Tuesday, February 5, 2008

Out of Issaquah

It’s Tuesday, and a crew from KOMO just left the Real Change office after interviewing me for a piece scheduled for 6 pm tonight. Issaquah has followed suit after Tacoma and Auburn in enacting new panhandling laws to place “time, place, and manner” restrictions on public solicitation. Similar legislation is under consideration in Federal Way, and Seattle City Attorney Tom Carr has stated that our own city should perhaps adopt some aspects of the Tacoma approach. Carr seems to like the sunset to sunrise restrictions in particular.

The trend toward the criminalization of survival activity, whether it be panhandling or camping, is something that should concern us all. Issaquah’s legislation prevents solicitation within 300 feet of any freeway on or off ramp, as well as at thirteen other specific intersections. Tacoma’s is so comprehensive as to effectively ban panhandling altogether.

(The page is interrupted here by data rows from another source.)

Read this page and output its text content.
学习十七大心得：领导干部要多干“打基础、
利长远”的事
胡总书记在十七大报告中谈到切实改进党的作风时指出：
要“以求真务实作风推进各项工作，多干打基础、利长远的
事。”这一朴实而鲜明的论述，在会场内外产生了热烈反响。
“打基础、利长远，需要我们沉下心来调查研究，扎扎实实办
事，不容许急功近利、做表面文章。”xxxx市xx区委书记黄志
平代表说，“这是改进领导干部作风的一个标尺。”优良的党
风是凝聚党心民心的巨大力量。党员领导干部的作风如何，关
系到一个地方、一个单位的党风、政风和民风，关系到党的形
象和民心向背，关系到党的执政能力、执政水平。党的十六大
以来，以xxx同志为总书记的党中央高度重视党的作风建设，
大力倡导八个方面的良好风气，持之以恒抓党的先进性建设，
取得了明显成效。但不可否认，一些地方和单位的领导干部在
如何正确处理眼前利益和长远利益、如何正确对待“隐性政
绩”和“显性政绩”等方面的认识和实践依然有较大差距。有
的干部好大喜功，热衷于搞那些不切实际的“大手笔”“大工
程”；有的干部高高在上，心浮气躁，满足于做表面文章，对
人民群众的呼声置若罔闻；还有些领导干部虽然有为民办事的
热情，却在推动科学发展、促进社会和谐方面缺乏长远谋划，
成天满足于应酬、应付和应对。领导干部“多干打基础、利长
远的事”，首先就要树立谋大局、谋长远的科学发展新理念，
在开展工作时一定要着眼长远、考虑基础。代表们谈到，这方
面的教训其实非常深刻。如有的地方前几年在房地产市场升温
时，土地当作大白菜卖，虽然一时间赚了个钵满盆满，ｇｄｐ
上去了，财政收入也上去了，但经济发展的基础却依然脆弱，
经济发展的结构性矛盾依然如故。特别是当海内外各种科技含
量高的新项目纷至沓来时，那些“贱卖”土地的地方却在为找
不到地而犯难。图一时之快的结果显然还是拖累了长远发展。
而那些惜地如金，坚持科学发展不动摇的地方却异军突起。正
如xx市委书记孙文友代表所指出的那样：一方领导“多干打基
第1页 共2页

There is an inevitable logic to the cascading adoption of anti-panhandling ordinances by communities throughout the region. When a city like Tacoma puts the squeeze on panhandling, the need doesn’t go way. It just resurfaces someplace else. Nobody, apparently, wants to be that place.

As the options of the very poor become more circumscribed, the desperately poor will be driven further and further from where services are available, and possibly into more heavily criminalized aspects of the underground economy. These include shoplifting, prostitution, drug sales, and theft. This is in no one’s interest.

It’s time for communities to consider how they might more aggressively act to address the root causes of poverty, under-employment, and declining housing affordability. When we simply outlaw that which makes us uncomfortable, nobody wins.

1 comment:

"Uta" Urban said...

Barack Obama has a chance of winning the Washington caucuses based on a campaign promising change. In fact, all the candidates are invoking it.

Imagine Issaquahians, Tacomans, Seattle-ites wearing t-shirts that say:

"Change, please"

It's about using the popular political message as cover to get our message on the street.

Seriously. Give the word and we'll start designing it. Smiths? Fuck yeah!